No doubt crowds will chant “Gold-berg … Gold-berg” as their hero spears his adversary and finishes him off with his aptly named jackhammer.
Only one problem. That formidable foe will be Brock Lesnar, the most intimidating competitor in not only the wrestling business, but in combat sports in general. And while Goldberg holds a 1-0 edge in their series, he has been out of the business for nearly 13 years and at age 49 is 10 years older than Lesnar.
But the overriding factor is that this match is bound to draw big money for a company that is in need of a fresh, high-profile collision between two of pro wrestling’s biggest names over the past two decades.
Heyman, Lesnar’s advocate, did his usual stellar job in putting over the bout as a dream match. Calling out Goldberg two weeks ago on Raw, he mocked him with his own catchphrase and said, “In Suplex City, You are not Goldberg. You’re next!”
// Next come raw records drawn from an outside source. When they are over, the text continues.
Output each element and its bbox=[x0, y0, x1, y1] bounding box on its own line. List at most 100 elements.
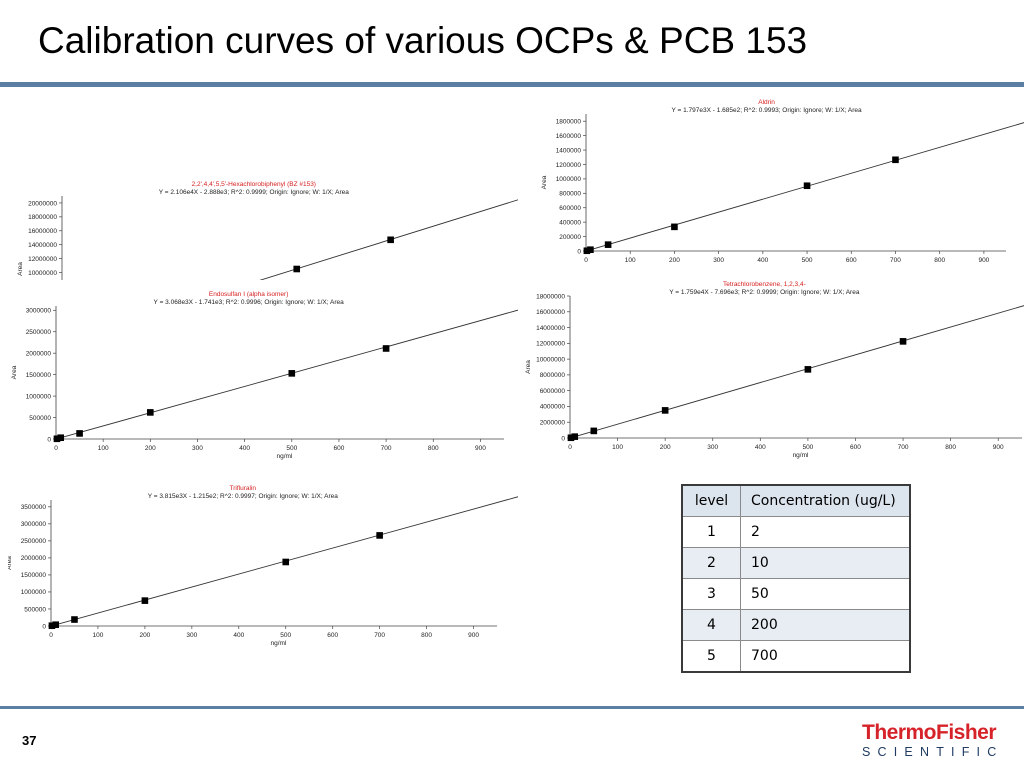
data-point bbox=[590, 427, 598, 435]
data-point bbox=[661, 407, 669, 414]
regression-line bbox=[569, 305, 1024, 439]
data-point bbox=[387, 236, 394, 244]
data-point bbox=[671, 223, 678, 231]
y-axis-label: Area bbox=[11, 365, 18, 379]
data-point bbox=[147, 409, 154, 416]
x-tick-label: 0 bbox=[584, 257, 588, 264]
data-point bbox=[293, 265, 301, 273]
y-tick-label: 0 bbox=[561, 435, 565, 442]
x-tick-label: 900 bbox=[468, 632, 479, 639]
logo-subtitle: SCIENTIFIC bbox=[862, 745, 1004, 759]
footer-divider bbox=[0, 706, 1024, 709]
y-tick-label: 600000 bbox=[559, 205, 581, 212]
y-tick-label: 4000000 bbox=[540, 404, 566, 411]
x-tick-label: 700 bbox=[890, 257, 901, 264]
data-point bbox=[382, 345, 390, 352]
chart-aldrin: Aldrin Y = 1.797e3X - 1.685e2; R^2: 0.999… bbox=[535, 90, 1024, 268]
regression-equation: Y = 2.106e4X - 2.888e3; R^2: 0.9999; Ori… bbox=[159, 189, 350, 196]
y-tick-label: 12000000 bbox=[28, 256, 57, 263]
x-tick-label: 700 bbox=[374, 632, 385, 639]
x-tick-label: 400 bbox=[757, 257, 768, 264]
x-tick-label: 800 bbox=[421, 632, 432, 639]
x-tick-label: 600 bbox=[850, 444, 861, 451]
y-tick-label: 10000000 bbox=[536, 356, 565, 363]
y-tick-label: 0 bbox=[577, 248, 581, 255]
regression-line bbox=[55, 309, 518, 440]
table-row: 3 50 bbox=[681, 578, 911, 610]
x-tick-label: 600 bbox=[334, 445, 345, 452]
thermo-fisher-logo: ThermoFisher SCIENTIFIC bbox=[862, 722, 1012, 762]
regression-equation: Y = 1.759e4X - 7.696e3; R^2: 0.9999; Ori… bbox=[669, 289, 860, 296]
y-tick-label: 2500000 bbox=[21, 538, 47, 545]
level-cell: 5 bbox=[681, 640, 741, 673]
compound-label: Endosulfan I (alpha isomer) bbox=[209, 291, 289, 298]
x-tick-label: 800 bbox=[428, 445, 439, 452]
y-tick-label: 2000000 bbox=[21, 555, 47, 562]
x-tick-label: 200 bbox=[660, 444, 671, 451]
x-tick-label: 0 bbox=[568, 444, 572, 451]
calibration-levels-table: level Concentration (ug/L) 1 2 2 10 3 50… bbox=[681, 484, 911, 673]
compound-label: Aldrin bbox=[758, 99, 775, 106]
y-tick-label: 14000000 bbox=[536, 325, 565, 332]
level-cell: 2 bbox=[681, 547, 741, 579]
chart-trifluralin: Trifluralin Y = 3.815e3X - 1.215e2; R^2: … bbox=[8, 462, 518, 652]
y-tick-label: 10000000 bbox=[28, 270, 57, 277]
table-header-row: level Concentration (ug/L) bbox=[681, 484, 911, 517]
y-tick-label: 18000000 bbox=[536, 293, 565, 300]
x-tick-label: 700 bbox=[381, 445, 392, 452]
x-axis-label: ng/ml bbox=[271, 640, 287, 647]
regression-equation: Y = 1.797e3X - 1.685e2; R^2: 0.9993; Ori… bbox=[672, 107, 863, 114]
concentration-cell: 2 bbox=[740, 516, 911, 548]
x-tick-label: 500 bbox=[280, 632, 291, 639]
y-tick-label: 20000000 bbox=[28, 200, 57, 207]
x-axis-label: ng/ml bbox=[277, 453, 293, 460]
x-tick-label: 300 bbox=[713, 257, 724, 264]
y-tick-label: 1000000 bbox=[556, 176, 582, 183]
x-tick-label: 900 bbox=[993, 444, 1004, 451]
logo-wordmark: ThermoFisher bbox=[862, 721, 997, 744]
y-tick-label: 6000000 bbox=[540, 388, 566, 395]
x-tick-label: 400 bbox=[755, 444, 766, 451]
data-point bbox=[899, 338, 907, 345]
y-tick-label: 3500000 bbox=[21, 504, 47, 511]
y-tick-label: 0 bbox=[47, 436, 51, 443]
calibration-chart: Tetrachlorobenzene, 1,2,3,4-Y = 1.759e4X… bbox=[525, 281, 1024, 459]
y-tick-label: 14000000 bbox=[28, 242, 57, 249]
data-point bbox=[141, 597, 149, 604]
data-point bbox=[803, 182, 811, 190]
level-cell: 3 bbox=[681, 578, 741, 610]
y-tick-label: 1000000 bbox=[26, 393, 52, 400]
x-tick-label: 500 bbox=[286, 445, 297, 452]
header-level: level bbox=[681, 484, 741, 517]
data-point bbox=[71, 616, 78, 623]
x-tick-label: 800 bbox=[934, 257, 945, 264]
table-row: 4 200 bbox=[681, 609, 911, 641]
x-tick-label: 0 bbox=[49, 632, 53, 639]
y-tick-label: 16000000 bbox=[536, 309, 565, 316]
level-cell: 1 bbox=[681, 516, 741, 548]
concentration-cell: 700 bbox=[740, 640, 911, 673]
calibration-chart: 2,2',4,4',5,5'-Hexachlorobiphenyl (BZ #1… bbox=[17, 181, 518, 280]
level-cell: 4 bbox=[681, 609, 741, 641]
y-tick-label: 8000000 bbox=[540, 372, 566, 379]
slide-title: Calibration curves of various OCPs & PCB… bbox=[38, 20, 808, 61]
x-tick-label: 200 bbox=[145, 445, 156, 452]
table-row: 2 10 bbox=[681, 547, 911, 579]
y-tick-label: 12000000 bbox=[536, 341, 565, 348]
x-tick-label: 100 bbox=[98, 445, 109, 452]
x-tick-label: 0 bbox=[54, 445, 58, 452]
data-point bbox=[52, 621, 59, 629]
x-tick-label: 400 bbox=[233, 632, 244, 639]
x-tick-label: 200 bbox=[139, 632, 150, 639]
data-point bbox=[57, 434, 65, 442]
y-tick-label: 3000000 bbox=[26, 308, 52, 315]
chart-endosulfan: Endosulfan I (alpha isomer) Y = 3.068e3X … bbox=[8, 271, 518, 466]
x-tick-label: 500 bbox=[802, 444, 813, 451]
page-number: 37 bbox=[22, 733, 37, 748]
y-tick-label: 1600000 bbox=[556, 133, 582, 140]
y-tick-label: 500000 bbox=[29, 415, 51, 422]
data-point bbox=[604, 241, 612, 248]
y-tick-label: 3000000 bbox=[21, 521, 47, 528]
y-axis-label: Area bbox=[8, 556, 13, 570]
y-tick-label: 0 bbox=[42, 623, 46, 630]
While Goldberg’s return came as a surprise to some, many insiders have long speculated that it was a matter of when, not if, the former WCW and WWE champion came back for one more run. Goldberg has been teasing a return to WWE ever since he left the company more than a decade ago. Not so much for the fame or fortune, which he has enjoyed plenty of both, or even to bring a sense of closure to his wrestling career after ending it on a sour note.
What drove him to finally come back for a final match was his long-standing desire for his 10-year-old son to see his dad wrestle live for the very first time on a big stage.
“I got a generation of kids who don’t know who the hell I am except for looking online,” Goldberg told ESPN. “The biggest thing about being a wrestler, and being Goldberg, gave me was the ability to be a superhero to kids.”
That sentiment isn’t just for public relations purposes, as Goldberg took his role as a hero in the wrestling business quite seriously. He has always contended that his favorite part of wrestling was his interaction with the younger fans. Part of the reason he soured near the end of his incredible run in WCW was an ill-advised heel turn. It proved to be a temporary blow to his enormous fan base, and Goldberg never forgot.
“I should have never been turned heel — ever. It was disgusting. The reality is that a lot of these bad things that happen in the wrestling business, 90 percent are because of certain people’s egos. There’s no question about that.”